The Pharmacist’s Role
An important message made clear by Dr. Coop during the hearing is that pharmacists are incredibly underutilized as a means to combat the opioid crisis, despite being acknowledged drug experts. To many, the pharmacist’s role is associated with dispensing medication in retail pharmacies, but they can and do play a much larger role in the healthcare ecosystem and their expertise should be leveraged to its full extent.

Incentives should be put in place to include pharmacists in a patient’s core care team, to communicate regularly with physicians and specialists, counsel on appropriate medications, and serve as a trusted advisor to the patient. And with a dearth of pain management specialists, pharmacists should be considered as a way to fill this gap.

Promising Non-Addictive Pain Medicines
Unsurprisingly, medical marijuana was discussed as a potential non-opioid medication. However, a lack of scientific evidence supporting cannabinoids and barriers to studying the Schedule I drug continue to serve as obstacles. Dr. Coop stressed the need for well-designed clinical studies to fully assess the impact and potential drawbacks, which is something we recently explored in more detail.

In addition to medical marijuana and non-opioid medications, a multitude of alternative therapies have been touted as effective pain relievers, but as we discuss below, reimbursement for and access to these treatments remain an issue.

Reimbursement Policies for Alternative Therapies & Coordinated Care
As alternative therapies such as physical therapy, occupational therapy, water therapy,, and more grow in popularity, health plans have taken steps to increase access by removing prior-authorizations, although many critics still say access is difficult. America’s Health Insurance Plans published a statement following the hearing that emphasized progress in evaluating non-opioid care treatments as a first-line option for the treatment of pain, writing “As we move from routinely prescribing opioids for pain, we all have a role to play to ensure patients receive effective pain care. … Both clinicians and health insurance providers together will need to manage the new realities of a comprehensive, integrated, patient-focused pain management approach.”

In addition to knocking down barriers to alternative therapies, the importance of coordinated care incentives was weaved into nearly every witness’ response. Patients suffering from chronic pain are more likely to experience mental a health disorder, meaning treatment should address the patient’s whole health. Dr. Gazelka referred to the pain clinic model from 30 years ago, which included a physician, psychologist, and restorative therapist, and encouraged returning to this model.

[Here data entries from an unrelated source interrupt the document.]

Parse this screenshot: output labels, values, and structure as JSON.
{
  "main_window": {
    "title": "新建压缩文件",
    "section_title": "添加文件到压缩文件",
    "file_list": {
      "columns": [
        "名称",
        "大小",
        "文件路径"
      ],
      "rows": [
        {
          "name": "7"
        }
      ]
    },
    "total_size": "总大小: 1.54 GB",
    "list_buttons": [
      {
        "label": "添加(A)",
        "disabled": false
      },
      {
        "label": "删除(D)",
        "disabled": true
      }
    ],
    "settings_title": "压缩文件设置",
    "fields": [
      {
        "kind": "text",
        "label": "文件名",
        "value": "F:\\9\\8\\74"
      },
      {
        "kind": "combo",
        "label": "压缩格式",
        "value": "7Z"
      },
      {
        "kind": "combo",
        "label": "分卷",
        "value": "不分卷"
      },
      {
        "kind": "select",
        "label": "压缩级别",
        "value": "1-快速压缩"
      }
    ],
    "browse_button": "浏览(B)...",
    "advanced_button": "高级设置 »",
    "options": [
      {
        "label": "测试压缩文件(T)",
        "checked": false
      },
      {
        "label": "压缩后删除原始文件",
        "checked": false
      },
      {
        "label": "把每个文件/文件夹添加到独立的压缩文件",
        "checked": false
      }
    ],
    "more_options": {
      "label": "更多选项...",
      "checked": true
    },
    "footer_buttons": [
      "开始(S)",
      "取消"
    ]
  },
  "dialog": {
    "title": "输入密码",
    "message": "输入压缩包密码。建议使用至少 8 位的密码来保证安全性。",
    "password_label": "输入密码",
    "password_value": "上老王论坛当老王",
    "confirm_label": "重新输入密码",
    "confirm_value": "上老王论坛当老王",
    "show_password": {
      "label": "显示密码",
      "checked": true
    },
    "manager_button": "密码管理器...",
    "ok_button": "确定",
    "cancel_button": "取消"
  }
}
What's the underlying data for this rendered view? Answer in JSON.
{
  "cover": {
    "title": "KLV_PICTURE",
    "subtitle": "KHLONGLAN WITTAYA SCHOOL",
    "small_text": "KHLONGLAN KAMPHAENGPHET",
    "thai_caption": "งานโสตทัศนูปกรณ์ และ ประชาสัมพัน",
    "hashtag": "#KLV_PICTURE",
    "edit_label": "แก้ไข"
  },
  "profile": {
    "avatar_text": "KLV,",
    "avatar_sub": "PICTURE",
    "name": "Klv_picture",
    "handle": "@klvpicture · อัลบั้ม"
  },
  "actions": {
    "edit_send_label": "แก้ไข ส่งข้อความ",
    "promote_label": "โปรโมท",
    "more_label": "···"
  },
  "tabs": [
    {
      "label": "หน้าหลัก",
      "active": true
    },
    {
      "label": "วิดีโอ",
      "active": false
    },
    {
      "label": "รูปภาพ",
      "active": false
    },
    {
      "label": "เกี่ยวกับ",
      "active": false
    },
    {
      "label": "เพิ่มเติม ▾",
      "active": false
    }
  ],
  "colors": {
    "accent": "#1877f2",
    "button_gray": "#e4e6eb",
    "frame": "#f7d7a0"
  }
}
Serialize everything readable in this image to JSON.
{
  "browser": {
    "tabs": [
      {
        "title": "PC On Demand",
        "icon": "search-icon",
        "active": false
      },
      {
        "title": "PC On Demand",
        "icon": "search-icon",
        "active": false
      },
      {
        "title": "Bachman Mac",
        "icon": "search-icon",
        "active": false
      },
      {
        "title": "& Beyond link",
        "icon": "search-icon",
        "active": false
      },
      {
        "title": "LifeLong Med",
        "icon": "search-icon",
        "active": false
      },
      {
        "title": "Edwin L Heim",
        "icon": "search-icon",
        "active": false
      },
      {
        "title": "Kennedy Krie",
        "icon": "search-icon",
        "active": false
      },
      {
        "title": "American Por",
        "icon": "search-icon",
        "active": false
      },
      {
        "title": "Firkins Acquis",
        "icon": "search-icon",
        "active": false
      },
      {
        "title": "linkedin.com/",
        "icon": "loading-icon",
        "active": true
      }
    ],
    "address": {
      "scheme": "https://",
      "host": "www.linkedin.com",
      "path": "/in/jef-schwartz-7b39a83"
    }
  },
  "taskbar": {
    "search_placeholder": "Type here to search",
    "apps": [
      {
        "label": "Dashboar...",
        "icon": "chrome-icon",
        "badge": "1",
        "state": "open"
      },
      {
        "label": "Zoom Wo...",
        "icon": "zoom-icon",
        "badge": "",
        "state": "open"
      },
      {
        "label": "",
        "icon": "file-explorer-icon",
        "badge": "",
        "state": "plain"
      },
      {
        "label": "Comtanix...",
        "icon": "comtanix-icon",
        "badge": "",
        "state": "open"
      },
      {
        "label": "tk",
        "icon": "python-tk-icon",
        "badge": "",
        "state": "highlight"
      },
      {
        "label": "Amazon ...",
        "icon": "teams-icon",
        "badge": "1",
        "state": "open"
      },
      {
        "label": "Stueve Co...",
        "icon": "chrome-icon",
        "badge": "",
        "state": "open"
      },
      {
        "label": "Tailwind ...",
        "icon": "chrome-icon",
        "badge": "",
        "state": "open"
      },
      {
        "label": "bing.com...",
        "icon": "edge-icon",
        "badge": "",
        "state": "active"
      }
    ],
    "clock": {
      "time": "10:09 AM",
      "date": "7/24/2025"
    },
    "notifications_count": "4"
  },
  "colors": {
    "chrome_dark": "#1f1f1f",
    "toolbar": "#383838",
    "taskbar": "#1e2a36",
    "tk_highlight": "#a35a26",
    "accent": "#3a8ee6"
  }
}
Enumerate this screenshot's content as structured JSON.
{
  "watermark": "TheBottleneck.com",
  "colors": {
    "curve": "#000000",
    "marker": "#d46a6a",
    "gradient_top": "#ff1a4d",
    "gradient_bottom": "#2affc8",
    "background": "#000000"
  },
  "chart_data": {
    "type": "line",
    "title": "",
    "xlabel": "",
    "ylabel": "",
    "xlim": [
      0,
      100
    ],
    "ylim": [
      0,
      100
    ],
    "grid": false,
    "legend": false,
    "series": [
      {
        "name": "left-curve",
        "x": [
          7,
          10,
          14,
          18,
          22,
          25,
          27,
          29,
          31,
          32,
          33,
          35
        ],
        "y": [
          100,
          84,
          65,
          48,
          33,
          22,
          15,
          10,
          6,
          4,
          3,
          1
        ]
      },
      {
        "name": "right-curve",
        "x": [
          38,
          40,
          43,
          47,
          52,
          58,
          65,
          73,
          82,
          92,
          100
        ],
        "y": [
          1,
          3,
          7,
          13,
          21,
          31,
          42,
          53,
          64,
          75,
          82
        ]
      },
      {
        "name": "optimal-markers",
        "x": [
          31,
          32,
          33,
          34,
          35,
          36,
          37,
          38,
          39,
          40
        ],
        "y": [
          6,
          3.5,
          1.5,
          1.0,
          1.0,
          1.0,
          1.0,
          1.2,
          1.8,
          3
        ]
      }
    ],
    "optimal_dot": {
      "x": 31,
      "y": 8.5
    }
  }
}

Unintended Consequences of CDC Guidelines on Opioid Prescribing
As Dr. Gazelka mentioned during the hearing, many in the pain management space believe restricting opioids before alternatives were made more accessible has led to significant unintended consequences. Specifically, this restriction refers to the CDC opioid prescribing guidelines designed with the goal of educating primary care providers without extensive pain management training on best practices for opioid prescribing. However, a misunderstanding of the CDC’s intent has contributed to potentially harmful legislative regulations around opioid prescribing for patients in pain. Physicians and physician advocates such as the American Medical Association have made statements on the misapplication of the guidelines, and our own team heard this frustration first hand from practitioners at PAINWeek last September.

Emphasizing the complexity of pain, Dr. Gazelka and Steinberg both shared scenarios in which positive patient outcomes were achieved through care that falls outside the recommended CDC guidelines. The stories highlighted the most important takeaways from the hearing: No two people experience pain in the same way, and we must keep the importance of personalized, patient-centered care in mind as new efforts are implemented to combat the opioid crisis.